Inguinal (and Femoral) Hernia Repair

Background

Open vs laparoscopic repair

Broadly speaking there are two main techniques for an inguinal (and femoral) hernia repair - open or laparoscopic. Both have their advantages and disadvantages.

An open procedure involves a single cut in the groin. The hernia is reduced and a mesh is placed over the defect for reinforcement.

A laparoscopic (keyhole) procedure involves a small cut next to the umbilicus and 2 small cuts just above the pubis. The hernia is reduced from the inside and mesh is inserted.

A laparoscopic procedure has a slightly faster recovery and less risk of chronic pain. There is a slightly higher risk of major bleeding. Laparoscopic procedure isn’t always possible and can be difficult after previous abdominal surgery, including prostatectomy and cesarean section. We are also reluctant to perform laparoscopic repairs on those people taking strong blood thinning medications (anticoagulants).

Hospital stay

Inguinal hernia repair is usually performed as either a day case or one overnight stay. If you do stay in hospital, most can go home the following day.

Post-operative care

Lifting and exercise

We recommend that you avoid heavy lifting or strenuous exercise for up to four weeks after your surgery. Walking is OK and encouraged.

Wound care

You will leave hospital with a dressing on the wound. This can usually be removed five days after the surgery. There will sometimes be steri-strips under the main dressing. These can stay on til they start to peel off on their own. The stitches are usually under the skin surface and not need removal. You should avoid baths or swimming for at least two weeks after the surgery. Showers are OK.

Driving

You can drive when you are pain free and can comfortably push your foot on to the brake in an emergency. This will often take up to a couple of weeks after the surgery.

Pain relief

On discharge, you will be supplied with pain killers. Take them as you need.

Complications

Bleeding

Bruising after a hernia repair is common however major bleeding is quite rare. Any bleeding after a hernia repair will usually track down to the scrotum with the help of gravity! Don’t be too alarmed if the scrotum becomes bruised and swollen after a hernia repair. It will usually get better on it’s own.

Infection

Intravenous antibiotics are given at the time of surgery. This is usually the only antibiotics that are required. Infection after hernia repair is uncommon. Infection of the mesh is even rarer.

Recurrence

Hernia recurrence after a mesh repair, either open or laparoscopic is uncommon. Overall that risk is less than 5% over a lifetime. Factors that increase the risk are obesity, smoking, chronic cough and constipation.

Nerve damage

There are two nerves in the region that supply sensation to skin over the hernia. These nerves can be damaged in the process of repairing the hernia resulting in either numbness or chronic pain. A laparoscopic hernia repair has a lower risk of nerve damage.

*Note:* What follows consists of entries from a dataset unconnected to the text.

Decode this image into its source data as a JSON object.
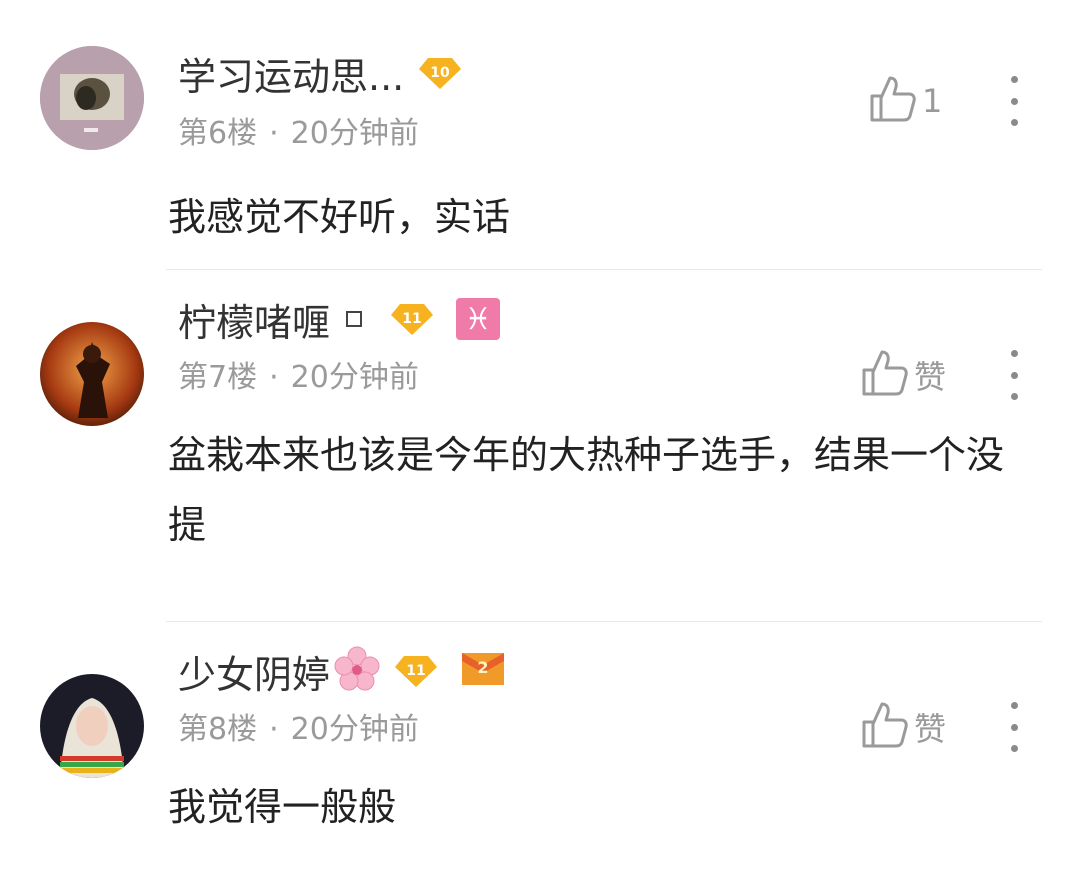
{
  "comments": [
    {
      "username": "学习运动思...",
      "level": "10",
      "floor": "第6楼",
      "time": "20分钟前",
      "likes": "1",
      "content": "我感觉不好听，实话"
    },
    {
      "username": "柠檬啫喱",
      "level": "11",
      "floor": "第7楼",
      "time": "20分钟前",
      "likes": "赞",
      "zodiac_symbol": "♓",
      "content": "盆栽本来也该是今年的大热种子选手，结果一个没提"
    },
    {
      "username": "少女阴婷",
      "level": "11",
      "floor": "第8楼",
      "time": "20分钟前",
      "likes": "赞",
      "rank_badge": "2",
      "content": "我觉得一般般"
    }
  ],
  "separator": "·",
  "colors": {
    "level_badge": "#f6b21f",
    "zodiac_badge": "#f07aa8",
    "meta_text": "#9a9a9a"
  }
}
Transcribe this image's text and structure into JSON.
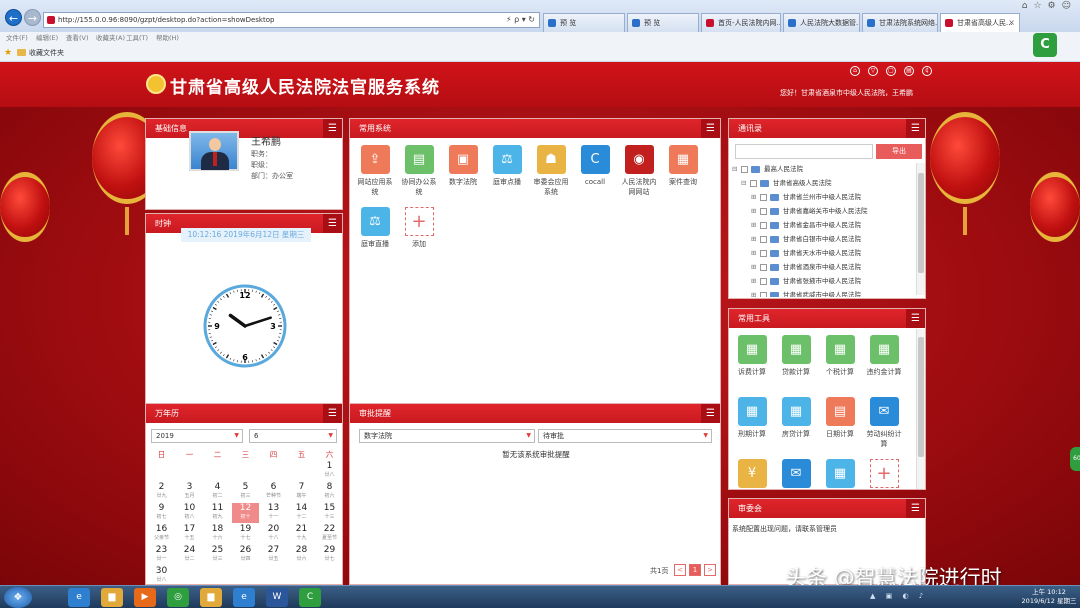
{
  "browser": {
    "url": "http://155.0.0.96:8090/gzpt/desktop.do?action=showDesktop",
    "tabs": [
      {
        "label": "预 览",
        "color": "#2a6fc9"
      },
      {
        "label": "预 览",
        "color": "#2a6fc9"
      },
      {
        "label": "首页-人民法院内网...",
        "color": "#c8102e"
      },
      {
        "label": "人民法院大数据管...",
        "color": "#2a6fc9"
      },
      {
        "label": "甘肃法院系统网络...",
        "color": "#2a6fc9"
      },
      {
        "label": "甘肃省高级人民...",
        "color": "#c8102e"
      }
    ],
    "menu": [
      "文件(F)",
      "编辑(E)",
      "查看(V)",
      "收藏夹(A)",
      "工具(T)",
      "帮助(H)"
    ],
    "favorites_label": "收藏文件夹",
    "ext_icon": "C"
  },
  "header": {
    "title": "甘肃省高级人民法院法官服务系统",
    "welcome": "您好！甘肃省酒泉市中级人民法院，王希鹏",
    "tools": [
      "home-icon",
      "shirt-icon",
      "lock-icon",
      "trash-icon",
      "currency-icon"
    ]
  },
  "profile": {
    "title": "基础信息",
    "name": "王希鹏",
    "position": "职务：",
    "rank": "职级：",
    "department": "部门：办公室"
  },
  "clock": {
    "title": "时钟",
    "datetime": "10:12:16  2019年6月12日 星期三",
    "hour": 10,
    "minute": 12,
    "numerals": [
      "12",
      "3",
      "6",
      "9"
    ]
  },
  "apps": {
    "title": "常用系统",
    "items": [
      {
        "label": "网站应用系统",
        "icon": "upload-icon",
        "color": "#ef7a5a",
        "glyph": "⇪"
      },
      {
        "label": "协同办公系统",
        "icon": "clipboard-icon",
        "color": "#6cc06a",
        "glyph": "▤"
      },
      {
        "label": "数字法院",
        "icon": "tv-icon",
        "color": "#ef7a5a",
        "glyph": "▣"
      },
      {
        "label": "庭审点播",
        "icon": "gavel-icon",
        "color": "#4cb4e6",
        "glyph": "⚖"
      },
      {
        "label": "审委会应用系统",
        "icon": "group-icon",
        "color": "#e9b443",
        "glyph": "☗"
      },
      {
        "label": "cocall",
        "icon": "cocall-icon",
        "color": "#2a8bd8",
        "glyph": "C"
      },
      {
        "label": "人民法院内网网站",
        "icon": "emblem-icon",
        "color": "#c21f1f",
        "glyph": "◉"
      },
      {
        "label": "案件查询",
        "icon": "monitor-icon",
        "color": "#ef7a5a",
        "glyph": "▦"
      },
      {
        "label": "庭审直播",
        "icon": "gavel-icon",
        "color": "#4cb4e6",
        "glyph": "⚖"
      }
    ],
    "add_label": "添加"
  },
  "contacts": {
    "title": "通讯录",
    "button": "导出",
    "root": "最高人民法院",
    "child": "甘肃省高级人民法院",
    "items": [
      "甘肃省兰州市中级人民法院",
      "甘肃省嘉峪关市中级人民法院",
      "甘肃省金昌市中级人民法院",
      "甘肃省白银市中级人民法院",
      "甘肃省天水市中级人民法院",
      "甘肃省酒泉市中级人民法院",
      "甘肃省张掖市中级人民法院",
      "甘肃省武威市中级人民法院"
    ]
  },
  "tools": {
    "title": "常用工具",
    "items": [
      {
        "label": "诉费计算",
        "icon": "calc-icon",
        "color": "#6cc06a"
      },
      {
        "label": "贷款计算",
        "icon": "calc-icon",
        "color": "#6cc06a"
      },
      {
        "label": "个税计算",
        "icon": "calc-icon",
        "color": "#6cc06a"
      },
      {
        "label": "违约金计算",
        "icon": "calc-icon",
        "color": "#6cc06a"
      },
      {
        "label": "刑期计算",
        "icon": "calc-icon",
        "color": "#4cb4e6"
      },
      {
        "label": "房贷计算",
        "icon": "calc-icon",
        "color": "#4cb4e6"
      },
      {
        "label": "日期计算",
        "icon": "calendar-icon",
        "color": "#ef7a5a"
      },
      {
        "label": "劳动纠纷计算",
        "icon": "chat-icon",
        "color": "#2a8bd8"
      },
      {
        "label": "",
        "icon": "yen-icon",
        "color": "#e9b443"
      },
      {
        "label": "",
        "icon": "chat-icon",
        "color": "#2a8bd8"
      },
      {
        "label": "",
        "icon": "calc-icon",
        "color": "#4cb4e6"
      }
    ]
  },
  "calendar": {
    "title": "万年历",
    "year": "2019",
    "month": "6",
    "weekdays": [
      "日",
      "一",
      "二",
      "三",
      "四",
      "五",
      "六"
    ],
    "today": "12",
    "days": [
      {
        "d": "1",
        "l": "廿八"
      },
      {
        "d": "2",
        "l": "廿九"
      },
      {
        "d": "3",
        "l": "五月"
      },
      {
        "d": "4",
        "l": "初二"
      },
      {
        "d": "5",
        "l": "初三"
      },
      {
        "d": "6",
        "l": "芒种节"
      },
      {
        "d": "7",
        "l": "端午"
      },
      {
        "d": "8",
        "l": "初六"
      },
      {
        "d": "9",
        "l": "初七"
      },
      {
        "d": "10",
        "l": "初八"
      },
      {
        "d": "11",
        "l": "初九"
      },
      {
        "d": "12",
        "l": "初十"
      },
      {
        "d": "13",
        "l": "十一"
      },
      {
        "d": "14",
        "l": "十二"
      },
      {
        "d": "15",
        "l": "十三"
      },
      {
        "d": "16",
        "l": "父亲节"
      },
      {
        "d": "17",
        "l": "十五"
      },
      {
        "d": "18",
        "l": "十六"
      },
      {
        "d": "19",
        "l": "十七"
      },
      {
        "d": "20",
        "l": "十八"
      },
      {
        "d": "21",
        "l": "十九"
      },
      {
        "d": "22",
        "l": "夏至节"
      },
      {
        "d": "23",
        "l": "廿一"
      },
      {
        "d": "24",
        "l": "廿二"
      },
      {
        "d": "25",
        "l": "廿三"
      },
      {
        "d": "26",
        "l": "廿四"
      },
      {
        "d": "27",
        "l": "廿五"
      },
      {
        "d": "28",
        "l": "廿六"
      },
      {
        "d": "29",
        "l": "廿七"
      },
      {
        "d": "30",
        "l": "廿八"
      }
    ]
  },
  "approvals": {
    "title": "审批提醒",
    "filter1": "数字法院",
    "filter2": "待审批",
    "empty": "暂无该系统审批提醒",
    "pager": "共1页",
    "page": "1",
    "prev": "<",
    "next": ">"
  },
  "committee": {
    "title": "审委会",
    "message": "系统配置出现问题，请联系管理员"
  },
  "taskbar": {
    "time": "上午 10:12",
    "date": "2019/6/12 星期三",
    "start": "❖",
    "apps": [
      {
        "icon": "ie-icon",
        "color": "#2f7fd0",
        "glyph": "e"
      },
      {
        "icon": "folder-icon",
        "color": "#e0a93a",
        "glyph": "▆"
      },
      {
        "icon": "media-icon",
        "color": "#e66a1a",
        "glyph": "▶"
      },
      {
        "icon": "app-icon",
        "color": "#2e9e3e",
        "glyph": "◎"
      },
      {
        "icon": "folder-icon",
        "color": "#e0a93a",
        "glyph": "▆"
      },
      {
        "icon": "ie-icon",
        "color": "#2f7fd0",
        "glyph": "e"
      },
      {
        "icon": "word-icon",
        "color": "#2b579a",
        "glyph": "W"
      },
      {
        "icon": "cocall-icon",
        "color": "#2e9e3e",
        "glyph": "C"
      }
    ]
  },
  "watermark": "头条 @智慧法院进行时",
  "side_badge": "60"
}
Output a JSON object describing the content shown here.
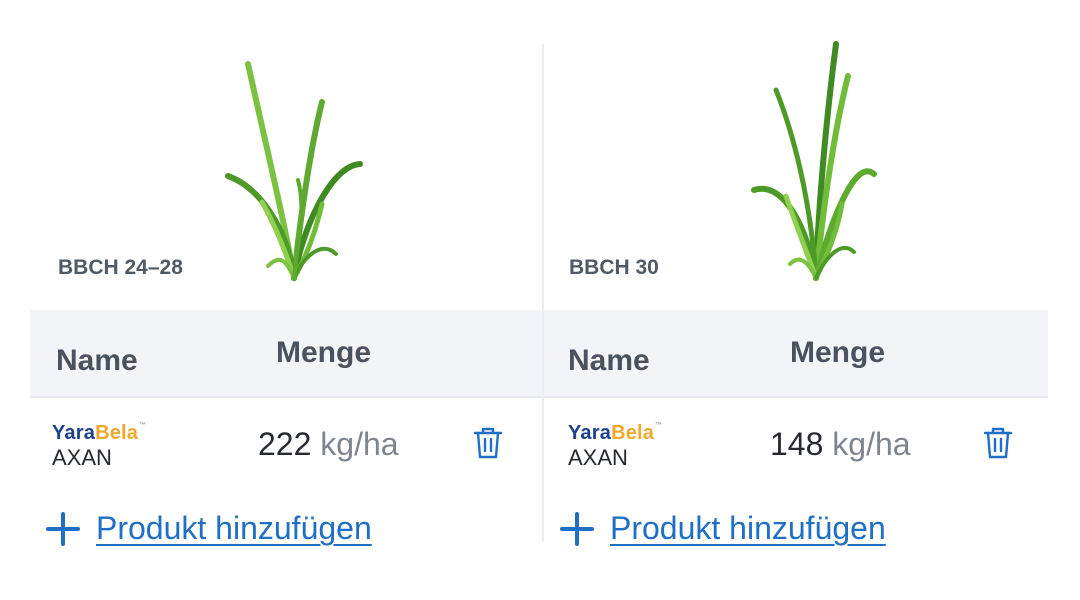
{
  "panels": [
    {
      "stage": "BBCH 24–28",
      "col_name": "Name",
      "col_amount": "Menge",
      "product": {
        "brand_1": "Yara",
        "brand_2": "Bela",
        "tm": "™",
        "name": "AXAN",
        "amount": "222",
        "unit": "kg/ha"
      },
      "add_label": "Produkt hinzufügen"
    },
    {
      "stage": "BBCH 30",
      "col_name": "Name",
      "col_amount": "Menge",
      "product": {
        "brand_1": "Yara",
        "brand_2": "Bela",
        "tm": "™",
        "name": "AXAN",
        "amount": "148",
        "unit": "kg/ha"
      },
      "add_label": "Produkt hinzufügen"
    }
  ],
  "icons": {
    "delete": "trash-icon",
    "add": "plus-icon",
    "plant": "wheat-plant-icon"
  },
  "colors": {
    "link": "#1f6fc5",
    "brand_blue": "#1f3f8f",
    "brand_orange": "#f1a82c",
    "header_bg": "#f2f4f7"
  }
}
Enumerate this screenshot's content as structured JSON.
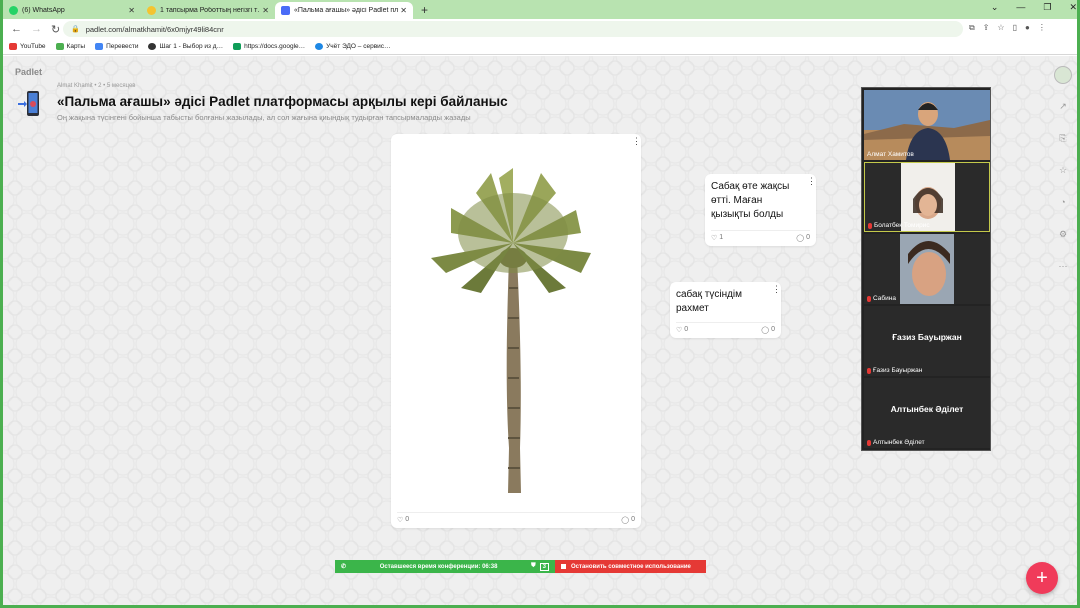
{
  "browser": {
    "tabs": [
      {
        "label": "(6) WhatsApp",
        "icon": "whatsapp-icon",
        "color": "#25d366"
      },
      {
        "label": "1 тапсырма Роботтың негізгі т…",
        "icon": "emoji-icon",
        "color": "#f4c430"
      },
      {
        "label": "«Пальма ағашы» әдісі Padlet пл…",
        "icon": "padlet-icon",
        "color": "#4a6cf7"
      }
    ],
    "url": "padlet.com/almatkhamit/6x0mjyr49li84cnr",
    "bookmarks": [
      {
        "label": "YouTube",
        "color": "#e53935"
      },
      {
        "label": "Карты",
        "color": "#4caf50"
      },
      {
        "label": "Перевести",
        "color": "#4285f4"
      },
      {
        "label": "Шаг 1 - Выбор из д…",
        "color": "#333333"
      },
      {
        "label": "https://docs.google…",
        "color": "#0f9d58"
      },
      {
        "label": "Учёт ЭДО – сервис…",
        "color": "#1e88e5"
      }
    ]
  },
  "board": {
    "logo": "Padlet",
    "author_line": "Almat Khamit • 2 • 5 месяцев",
    "title": "«Пальма ағашы» әдісі Padlet платформасы арқылы кері байланыс",
    "subtitle": "Оң жақына түсінгені бойынша табысты болғаны жазылады, ал сол жағына қиындық тудырған тапсырмаларды жазады"
  },
  "posts": [
    {
      "kind": "image",
      "likes": "0",
      "comments": "0"
    },
    {
      "kind": "text",
      "text": "Сабақ өте жақсы өтті. Маған қызықты болды",
      "likes": "1",
      "comments": "0"
    },
    {
      "kind": "text",
      "text": "сабақ түсіндім рахмет",
      "likes": "0",
      "comments": "0"
    }
  ],
  "video": {
    "participants": [
      {
        "name": "Алмат Хамитов",
        "center": ""
      },
      {
        "name": "Болатбек Томирис",
        "center": ""
      },
      {
        "name": "Сабина",
        "center": ""
      },
      {
        "name": "Ғазиз Бауыржан",
        "center": "Ғазиз Бауыржан"
      },
      {
        "name": "Алтынбек Әділет",
        "center": "Алтынбек Әділет"
      }
    ]
  },
  "conference": {
    "remaining_label": "Оставшееся время конференции: 06:38",
    "count": "3",
    "stop_label": "Остановить совместное использование"
  },
  "colors": {
    "accent_green": "#3bb54a",
    "stop_red": "#e53935",
    "fab_pink": "#f03b5a",
    "chrome_tab_bg": "#b8e3b0"
  }
}
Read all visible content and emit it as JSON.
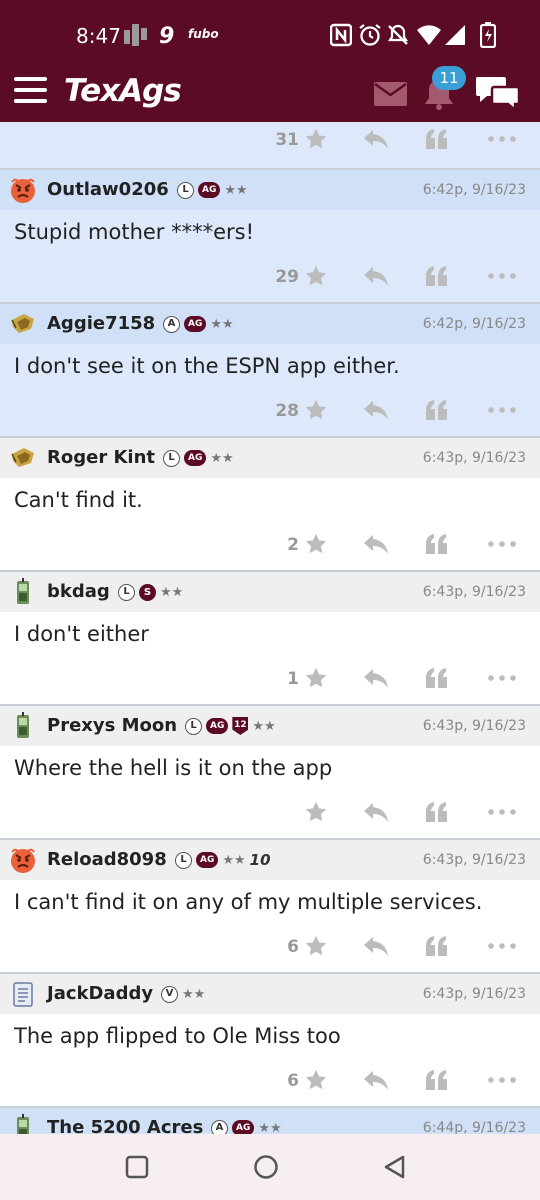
{
  "status_bar": {
    "time": "8:47",
    "left_icons": [
      "grid-app-icon",
      "nine-app-icon",
      "fubo-app-icon"
    ],
    "fubo_text": "fubo",
    "right_icons": [
      "nfc-icon",
      "alarm-icon",
      "mute-icon",
      "wifi-icon",
      "signal-icon",
      "battery-icon"
    ]
  },
  "app_bar": {
    "logo": "TexAgs",
    "notification_count": "11"
  },
  "colors": {
    "brand": "#5b0c24",
    "highlight_row": "#dde9fa",
    "badge_blue": "#3a9fd6"
  },
  "partial_top_post": {
    "likes": "31"
  },
  "posts": [
    {
      "user": "Outlaw0206",
      "avatar": "angry-face-icon",
      "badges": [
        "L",
        "AG",
        "★★"
      ],
      "time": "6:42p, 9/16/23",
      "text": "Stupid mother ****ers!",
      "likes": "29",
      "highlighted": true
    },
    {
      "user": "Aggie7158",
      "avatar": "ag-ring-icon",
      "badges": [
        "A",
        "AG",
        "★★"
      ],
      "time": "6:42p, 9/16/23",
      "text": "I don't see it on the ESPN app either.",
      "likes": "28",
      "highlighted": true
    },
    {
      "user": "Roger Kint",
      "avatar": "ag-ring-icon",
      "badges": [
        "L",
        "AG",
        "★★"
      ],
      "time": "6:43p, 9/16/23",
      "text": "Can't find it.",
      "likes": "2",
      "highlighted": false
    },
    {
      "user": "bkdag",
      "avatar": "phone-icon",
      "badges": [
        "L",
        "S",
        "★★"
      ],
      "time": "6:43p, 9/16/23",
      "text": "I don't either",
      "likes": "1",
      "highlighted": false
    },
    {
      "user": "Prexys Moon",
      "avatar": "phone-icon",
      "badges": [
        "L",
        "AG",
        "12",
        "★★"
      ],
      "time": "6:43p, 9/16/23",
      "text": "Where the hell is it on the app",
      "likes": "",
      "highlighted": false
    },
    {
      "user": "Reload8098",
      "avatar": "angry-face-icon",
      "badges": [
        "L",
        "AG",
        "★★",
        "10"
      ],
      "time": "6:43p, 9/16/23",
      "text": "I can't find it on any of my multiple services.",
      "likes": "6",
      "highlighted": false
    },
    {
      "user": "JackDaddy",
      "avatar": "notepad-icon",
      "badges": [
        "V",
        "★★"
      ],
      "time": "6:43p, 9/16/23",
      "text": "The app flipped to Ole Miss too",
      "likes": "6",
      "highlighted": false
    },
    {
      "user": "The 5200 Acres",
      "avatar": "phone-icon",
      "badges": [
        "A",
        "AG",
        "★★"
      ],
      "time": "6:44p, 9/16/23",
      "text": "",
      "likes": "",
      "highlighted": true
    }
  ]
}
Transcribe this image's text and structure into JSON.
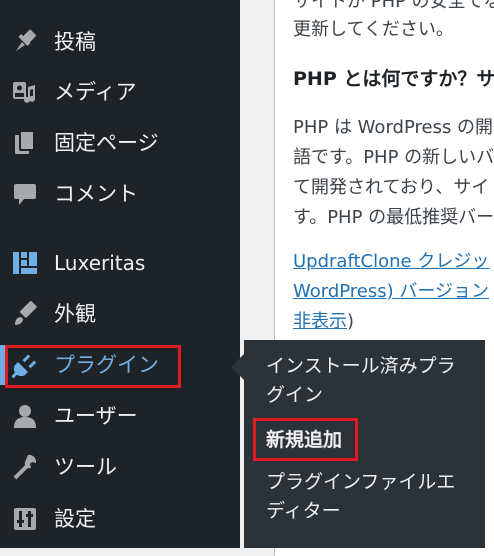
{
  "sidebar": {
    "items": [
      {
        "label": "投稿",
        "icon": "pushpin-icon"
      },
      {
        "label": "メディア",
        "icon": "media-icon"
      },
      {
        "label": "固定ページ",
        "icon": "pages-icon"
      },
      {
        "label": "コメント",
        "icon": "comment-icon"
      },
      {
        "label": "Luxeritas",
        "icon": "luxeritas-icon"
      },
      {
        "label": "外観",
        "icon": "paintbrush-icon"
      },
      {
        "label": "プラグイン",
        "icon": "plugin-icon",
        "active": true
      },
      {
        "label": "ユーザー",
        "icon": "user-icon"
      },
      {
        "label": "ツール",
        "icon": "wrench-icon"
      },
      {
        "label": "設定",
        "icon": "settings-icon"
      }
    ]
  },
  "submenu": {
    "installed": [
      "インストール済みプラ",
      "グイン"
    ],
    "add_new": "新規追加",
    "editor": [
      "プラグインファイルエ",
      "ディター"
    ]
  },
  "main": {
    "lines": [
      "サイトが PHP の安全でな",
      "更新してください。",
      "PHP とは何ですか？サ",
      "PHP は WordPress の開",
      "語です。PHP の新しいバ",
      "て開発されており、サイ",
      "す。PHP の最低推奨バー"
    ],
    "link_lines": [
      "UpdraftClone クレジッ",
      "WordPress) バージョン"
    ],
    "hide_link": "非表示",
    "hide_suffix": ")"
  },
  "colors": {
    "sidebar_bg": "#1d2327",
    "submenu_bg": "#2c3338",
    "active": "#72aee6",
    "highlight_box": "#e01b24",
    "link": "#2271b1"
  }
}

Testicular vascular damage

Within the inguinal canal are all the structures that go to and from the testes, including it’s blood supply. There is a rare chance that this blood supply can be damaged which may compromise the testes. This is rare for a first time hernia repair, though does increase the risk with recurrent repairs.

General complications of surgery and anaesthesia

Any surgery and anaesthesia carries risks. The general risks of operations include drug reactions, deep vein thrombosis, heart and lung complications and rarely death.